Mining is an all or nothing race. This is why miners join mining pools. Only a tiny fraction of the total hash power of the network is saved in the block that gets accepted. Maybe there's a more fair and efficient way to mine. What if miners could mine cooperatively, taking turns generating each block and helping to hash the same block.
Most miners join a mining pool to put the responsibility of maintaining the messy back end to someone else and just focus on their own hardware. That and if they are a smaller mining operation, they can choose to mine at a pool for a more regular payout. The mining profit is roughly the same before deducting the pool's fees.
When a miner joins the network the other miners respond by indicating their position in line and what position the new miner can take.
Mining happens in rounds. In each round, the next miner gets a turn to generate the next block- just the block data not the hash. They then allocate workloads to the other miners based on their speed. A workload is a range of nonce values. The miner who generates the block essentially hosts their own temporary mining pool.
As each miner completes a workload, they broadcast it to the network so that everyone can confirm it. The host credits them and supplies another.
Confirmation of work doesn't require re-checking every hash in a workload. The number of hashes checked at random can be based on the number of miners online. With every miner checking only a few random hashes, each workload gets checked a lot. If any miner finds errors in a workload, they inform the host who then scans it more thoroughly. Rewards are only allocated for actual work.
When a block is solved, it gets broadcast to the network as usual and the next round begins with the next miner in line assuming the role of host. If a miner drops from the network the round goes to the next miner.
The block reward and fees of the current block cannot be allocated among the miners in the same round so they are allocated in the block that follows it.

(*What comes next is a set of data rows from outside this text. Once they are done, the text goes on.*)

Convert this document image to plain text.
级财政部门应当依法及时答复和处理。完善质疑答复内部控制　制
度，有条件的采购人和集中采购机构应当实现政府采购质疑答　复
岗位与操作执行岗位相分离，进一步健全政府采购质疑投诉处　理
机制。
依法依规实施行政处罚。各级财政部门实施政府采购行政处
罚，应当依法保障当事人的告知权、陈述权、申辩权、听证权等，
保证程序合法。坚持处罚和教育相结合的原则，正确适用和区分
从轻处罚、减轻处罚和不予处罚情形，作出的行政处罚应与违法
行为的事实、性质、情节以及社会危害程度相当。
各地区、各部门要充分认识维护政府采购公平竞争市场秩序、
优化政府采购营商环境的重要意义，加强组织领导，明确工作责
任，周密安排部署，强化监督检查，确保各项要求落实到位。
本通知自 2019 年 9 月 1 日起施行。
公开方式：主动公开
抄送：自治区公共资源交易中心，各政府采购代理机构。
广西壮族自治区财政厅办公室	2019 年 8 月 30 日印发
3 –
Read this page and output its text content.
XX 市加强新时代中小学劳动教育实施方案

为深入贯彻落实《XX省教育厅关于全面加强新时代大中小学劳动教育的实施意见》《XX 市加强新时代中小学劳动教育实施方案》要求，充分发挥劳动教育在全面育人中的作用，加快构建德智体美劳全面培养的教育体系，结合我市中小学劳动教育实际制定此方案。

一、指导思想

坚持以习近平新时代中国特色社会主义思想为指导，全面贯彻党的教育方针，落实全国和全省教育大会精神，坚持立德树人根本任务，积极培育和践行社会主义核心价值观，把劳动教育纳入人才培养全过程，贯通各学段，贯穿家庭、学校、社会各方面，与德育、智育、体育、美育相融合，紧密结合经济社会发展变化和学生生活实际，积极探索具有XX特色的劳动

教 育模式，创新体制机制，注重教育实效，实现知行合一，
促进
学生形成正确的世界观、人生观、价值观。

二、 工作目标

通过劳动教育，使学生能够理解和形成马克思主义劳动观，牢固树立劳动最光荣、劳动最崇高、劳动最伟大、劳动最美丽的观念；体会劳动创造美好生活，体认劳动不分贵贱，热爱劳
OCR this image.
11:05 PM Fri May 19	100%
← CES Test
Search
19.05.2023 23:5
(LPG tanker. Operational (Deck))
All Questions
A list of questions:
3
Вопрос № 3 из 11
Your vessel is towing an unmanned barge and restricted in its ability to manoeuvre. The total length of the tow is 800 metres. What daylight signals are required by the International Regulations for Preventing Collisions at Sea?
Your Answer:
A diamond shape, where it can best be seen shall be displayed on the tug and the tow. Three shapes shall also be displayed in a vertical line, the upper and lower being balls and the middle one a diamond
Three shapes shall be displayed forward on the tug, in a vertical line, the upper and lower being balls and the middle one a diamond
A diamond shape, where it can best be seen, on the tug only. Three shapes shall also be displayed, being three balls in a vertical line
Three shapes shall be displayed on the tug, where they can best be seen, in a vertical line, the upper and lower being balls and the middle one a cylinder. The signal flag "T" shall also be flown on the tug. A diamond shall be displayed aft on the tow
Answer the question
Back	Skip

Unfortunately, Bitcoin network does not allocate mining this way. The block reward is claimed by whoever submits a valid block with sufficient Proof of work. There is no concept of individual miners on the Bitcoin network. You could probably do this queue system if you could allocate some central party to regulate this which could possibly idealize in an altcoin. Miners don't actually "check" hashes but it is a matter of bruteforcing and finding a block header hash that meets the current target.